What the HR post really means
Wednesday 31st March 2010, 2:30PM BST.
ON PAGE 32 today (see Business section ‘Three reasons why States is slow to change’), we record a senior civil servant’s views as to why the island’s public sector is so slow to react to the need to modernise itself.
The reasons are simple: inertia, blurred boundaries between officials and politicians, and departments working for themselves rather than the greater good.
Few will disagree with his assessment – or his conclusion that these obstacles need to be removed so a public service emerges fit to deal with the issues of the 21st century.

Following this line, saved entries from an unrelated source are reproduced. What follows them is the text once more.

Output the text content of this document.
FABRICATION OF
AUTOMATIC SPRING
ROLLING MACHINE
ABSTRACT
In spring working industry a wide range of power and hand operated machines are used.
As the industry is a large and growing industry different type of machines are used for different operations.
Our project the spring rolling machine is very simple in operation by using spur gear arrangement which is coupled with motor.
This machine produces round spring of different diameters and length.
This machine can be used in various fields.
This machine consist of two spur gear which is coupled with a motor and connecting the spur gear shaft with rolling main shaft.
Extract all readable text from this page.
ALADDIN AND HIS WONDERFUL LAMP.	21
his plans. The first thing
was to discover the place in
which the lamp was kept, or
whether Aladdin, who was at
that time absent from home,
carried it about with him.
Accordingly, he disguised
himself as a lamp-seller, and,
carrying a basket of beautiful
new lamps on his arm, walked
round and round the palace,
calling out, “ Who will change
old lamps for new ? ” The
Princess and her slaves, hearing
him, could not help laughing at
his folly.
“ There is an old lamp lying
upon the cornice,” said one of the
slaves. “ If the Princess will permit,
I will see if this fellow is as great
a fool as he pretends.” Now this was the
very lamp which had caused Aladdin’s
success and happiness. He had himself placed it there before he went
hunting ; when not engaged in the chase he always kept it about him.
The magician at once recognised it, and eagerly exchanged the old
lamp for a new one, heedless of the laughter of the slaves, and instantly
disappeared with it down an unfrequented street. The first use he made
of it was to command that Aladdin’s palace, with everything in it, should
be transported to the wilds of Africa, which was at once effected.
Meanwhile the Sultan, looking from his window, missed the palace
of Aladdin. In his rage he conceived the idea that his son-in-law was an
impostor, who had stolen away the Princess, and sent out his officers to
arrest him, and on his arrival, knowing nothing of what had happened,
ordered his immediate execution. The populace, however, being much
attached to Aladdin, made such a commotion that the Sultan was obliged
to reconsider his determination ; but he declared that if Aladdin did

What is significant, however, is who was making the incisive comments: Simon Elliott, head of the Policy Council’s HR unit. The important thing in the context of his views is that not only is he head of HR but also of organisational development.
What this means is there is an awareness at the centre of government that the public sector has to modernise and it has gone off island and recruited a hands-on professional from the oil industry – not one of the cuddliest of sectors – to come in and do a particular job.
Turning a job-for-life, gold-plated-pension culture into an outcome-orientated operation that embraces change and strives for continual improvement and taxpayer value is a tall order at any time. Achieving this when there are, as Mr Elliott himself observes, political difficulties suggests an almost impossible task.
That said, key elements of the civil service understand the need for change and support it. Prospect the union also supports modernisation.
Where, however, is the political support for what is a difficult job. Is helping to make it happen a key task for the chief minister? For the deputy chief minister?
If the Policy Council is backing it, ministers should say so, for as things stand, the silo mentality of the departments they head is one of the biggest obstacles to change.
So is the very unclear lines between what ministers do and what their paid staff should do, between setting policy and interfering.
Organisational development isn’t just about modernisation – it’s also about making government fit for purpose.